The organizations that apply this pattern won't just produce better outputs. They'll develop a systematic method for continuous improvement that compounds over time. Every experiment teaches the agent (and the team reviewing its results) something about how their systems respond to modification. That knowledge compounds in exactly the way we've been describing across Imagine: each iteration makes the next one faster, more targeted, and more likely to succeed.

What This Means for INS

What This Means for INS

We've already applied the autoresearch pattern to our Imagine blog skill, and the results are measurable: a 5-point average improvement from ten experiments (three kept, seven reverted), with an integrated refine loop now running on every post we produce.

But the pattern extends well beyond content. We see three immediate opportunities:

  • Custom tool generation: We build internal tools for everything from inventory sync to project scoping. Each tool has measurable quality signals (test pass rate, user completion rate, error frequency). The autoresearch loop could iterate on the prompts and specifications that generate those tools, improving output quality the same way it improved our writing instructions.
  • Customer documentation quality: Our case studies, technical guides, and service descriptions have structured quality criteria similar to our blog scoring function. Applying the evaluate-and-refine pattern to customer-facing documentation creates the same compounding effect we've seen with Imagine.
  • Proposal generation: As we discussed in 14 Projects, 12 Months, Zero Without AI, our development velocity has accelerated dramatically. The autoresearch pattern could improve the SOW and proposal templates we use for every customer engagement, iterating on clarity, completeness, and compliance with customer requirements.

The pattern is simple enough to implement in a day and general enough to apply anywhere we have a quality metric. That's the definition of a primitive that compounds.

The Path Forward

Karpathy described the next step for autoresearch as "asynchronously massively collaborative for agents. The goal is not to emulate a single PhD student, it's to emulate a research community." He also predicted that "all LLM frontier labs will do this. It's the final boss battle."

For organizations outside frontier AI labs, the implications are more immediate and more practical. The autoresearch pattern gives you a systematic method for improving any AI-assisted workflow. The barrier to entry is three files and a quality metric. The potential is limited only by how many processes in your organization have measurable outputs.

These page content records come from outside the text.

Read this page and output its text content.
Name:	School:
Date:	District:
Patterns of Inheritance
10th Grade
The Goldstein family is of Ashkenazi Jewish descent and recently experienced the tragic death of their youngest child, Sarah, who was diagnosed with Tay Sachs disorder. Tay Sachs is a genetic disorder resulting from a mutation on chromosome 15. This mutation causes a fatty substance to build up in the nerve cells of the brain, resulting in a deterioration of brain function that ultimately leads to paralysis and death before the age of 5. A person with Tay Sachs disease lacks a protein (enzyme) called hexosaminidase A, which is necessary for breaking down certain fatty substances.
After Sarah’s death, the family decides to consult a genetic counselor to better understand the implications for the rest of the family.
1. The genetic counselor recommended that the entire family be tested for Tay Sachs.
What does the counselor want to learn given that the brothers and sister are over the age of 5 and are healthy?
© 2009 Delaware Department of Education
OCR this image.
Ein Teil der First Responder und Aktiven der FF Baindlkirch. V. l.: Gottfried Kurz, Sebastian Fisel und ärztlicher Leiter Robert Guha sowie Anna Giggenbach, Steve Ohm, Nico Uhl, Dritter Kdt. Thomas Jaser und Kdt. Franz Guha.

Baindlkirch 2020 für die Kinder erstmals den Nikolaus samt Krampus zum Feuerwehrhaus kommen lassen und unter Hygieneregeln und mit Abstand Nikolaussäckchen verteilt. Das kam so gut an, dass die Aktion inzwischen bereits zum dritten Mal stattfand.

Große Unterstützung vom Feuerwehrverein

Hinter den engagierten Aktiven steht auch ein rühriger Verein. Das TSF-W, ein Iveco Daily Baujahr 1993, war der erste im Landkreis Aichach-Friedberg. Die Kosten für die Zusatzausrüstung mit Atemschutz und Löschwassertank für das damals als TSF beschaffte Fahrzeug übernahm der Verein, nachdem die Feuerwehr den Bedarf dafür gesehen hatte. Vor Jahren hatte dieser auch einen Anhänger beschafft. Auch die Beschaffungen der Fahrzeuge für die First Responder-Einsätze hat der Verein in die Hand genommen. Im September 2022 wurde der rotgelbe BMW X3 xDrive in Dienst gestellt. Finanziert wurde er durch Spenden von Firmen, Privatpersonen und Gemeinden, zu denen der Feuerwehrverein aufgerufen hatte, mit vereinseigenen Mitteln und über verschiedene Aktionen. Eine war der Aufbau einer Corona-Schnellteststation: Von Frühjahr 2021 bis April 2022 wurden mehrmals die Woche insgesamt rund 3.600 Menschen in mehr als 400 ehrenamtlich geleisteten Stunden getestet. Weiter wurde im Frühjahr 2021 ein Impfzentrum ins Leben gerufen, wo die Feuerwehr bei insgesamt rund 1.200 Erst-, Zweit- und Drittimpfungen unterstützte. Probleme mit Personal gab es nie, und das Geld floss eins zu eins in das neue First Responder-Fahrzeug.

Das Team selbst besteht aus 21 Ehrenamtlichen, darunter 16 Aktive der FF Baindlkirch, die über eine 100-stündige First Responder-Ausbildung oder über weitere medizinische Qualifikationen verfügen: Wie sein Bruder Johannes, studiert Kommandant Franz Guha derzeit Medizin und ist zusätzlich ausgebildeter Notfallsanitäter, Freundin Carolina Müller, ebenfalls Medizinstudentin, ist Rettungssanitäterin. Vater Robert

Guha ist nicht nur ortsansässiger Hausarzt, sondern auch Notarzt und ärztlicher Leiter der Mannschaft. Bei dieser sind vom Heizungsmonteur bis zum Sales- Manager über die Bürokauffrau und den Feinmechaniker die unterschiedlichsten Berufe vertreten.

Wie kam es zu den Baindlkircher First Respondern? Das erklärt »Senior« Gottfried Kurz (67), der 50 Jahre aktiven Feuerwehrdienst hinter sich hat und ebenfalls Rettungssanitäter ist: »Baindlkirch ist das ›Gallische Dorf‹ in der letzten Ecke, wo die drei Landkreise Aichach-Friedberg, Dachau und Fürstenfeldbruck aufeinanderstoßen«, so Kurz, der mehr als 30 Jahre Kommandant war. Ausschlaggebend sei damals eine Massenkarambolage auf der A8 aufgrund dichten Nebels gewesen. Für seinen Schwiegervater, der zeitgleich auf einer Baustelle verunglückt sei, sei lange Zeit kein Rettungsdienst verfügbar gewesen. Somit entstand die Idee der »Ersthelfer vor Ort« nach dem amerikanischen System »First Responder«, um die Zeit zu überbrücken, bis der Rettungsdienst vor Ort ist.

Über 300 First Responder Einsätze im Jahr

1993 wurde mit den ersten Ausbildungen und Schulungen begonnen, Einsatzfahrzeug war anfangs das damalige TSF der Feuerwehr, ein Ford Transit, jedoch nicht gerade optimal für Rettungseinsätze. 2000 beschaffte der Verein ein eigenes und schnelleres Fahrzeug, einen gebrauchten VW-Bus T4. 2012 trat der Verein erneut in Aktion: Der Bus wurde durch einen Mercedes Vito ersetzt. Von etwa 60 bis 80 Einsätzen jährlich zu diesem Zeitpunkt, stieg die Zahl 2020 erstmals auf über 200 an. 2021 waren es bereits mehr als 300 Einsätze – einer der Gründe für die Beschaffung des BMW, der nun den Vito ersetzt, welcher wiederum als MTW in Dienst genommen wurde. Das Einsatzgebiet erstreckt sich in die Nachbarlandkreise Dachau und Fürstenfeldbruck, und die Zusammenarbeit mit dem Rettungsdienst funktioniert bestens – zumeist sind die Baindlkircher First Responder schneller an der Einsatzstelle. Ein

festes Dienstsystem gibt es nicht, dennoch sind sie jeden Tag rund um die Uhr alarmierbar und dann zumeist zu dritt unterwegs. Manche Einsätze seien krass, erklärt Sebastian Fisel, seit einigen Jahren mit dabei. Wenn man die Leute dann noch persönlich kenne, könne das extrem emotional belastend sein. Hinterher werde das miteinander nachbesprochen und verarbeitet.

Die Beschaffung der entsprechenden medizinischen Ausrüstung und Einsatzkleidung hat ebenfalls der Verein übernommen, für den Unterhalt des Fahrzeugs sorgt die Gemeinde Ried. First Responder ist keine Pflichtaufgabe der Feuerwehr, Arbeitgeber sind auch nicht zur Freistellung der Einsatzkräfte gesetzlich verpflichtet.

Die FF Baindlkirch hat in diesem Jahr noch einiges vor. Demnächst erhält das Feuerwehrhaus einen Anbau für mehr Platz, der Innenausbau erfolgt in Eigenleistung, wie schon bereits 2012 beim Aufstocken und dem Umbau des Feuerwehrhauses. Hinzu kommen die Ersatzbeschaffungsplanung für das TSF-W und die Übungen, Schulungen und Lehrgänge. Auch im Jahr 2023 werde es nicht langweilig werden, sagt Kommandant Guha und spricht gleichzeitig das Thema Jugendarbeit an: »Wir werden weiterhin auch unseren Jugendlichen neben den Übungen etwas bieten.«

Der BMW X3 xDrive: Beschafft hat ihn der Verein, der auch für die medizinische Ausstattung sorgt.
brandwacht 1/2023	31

As we discussed in The New Default, the question has shifted from "How can we use AI?" to "Why aren't we using AI?" The autoresearch pattern pushes that question one level deeper: you're using AI, but are you letting AI improve how you use AI? The answer to that question separates organizations that use AI as a tool from organizations that build AI into a compounding flywheel.

We've shown the numbers. Baselines averaging 83.7, finals averaging 88.3. Three kept changes out of ten experiments. The change that worked best was one no human would have prioritized. The seven reverts taught us more about our instructions than the three keeps did, including which single line was secretly holding the entire abundance score together. Every experiment, kept or reverted, made the system smarter. That's the autoresearch pattern. And it compounds.

The Optimization Loop

Three files. One metric. An agent that never sleeps. The autoresearch pattern doesn't care whether you're optimizing a neural network, a blog post, or a business process. It cares about one thing: is the next version better than the last? If you can measure it, you can improve it. If you can automate the measurement, you can improve it while you sleep. The teams that build this into their workflows now will compound their advantage with every cycle.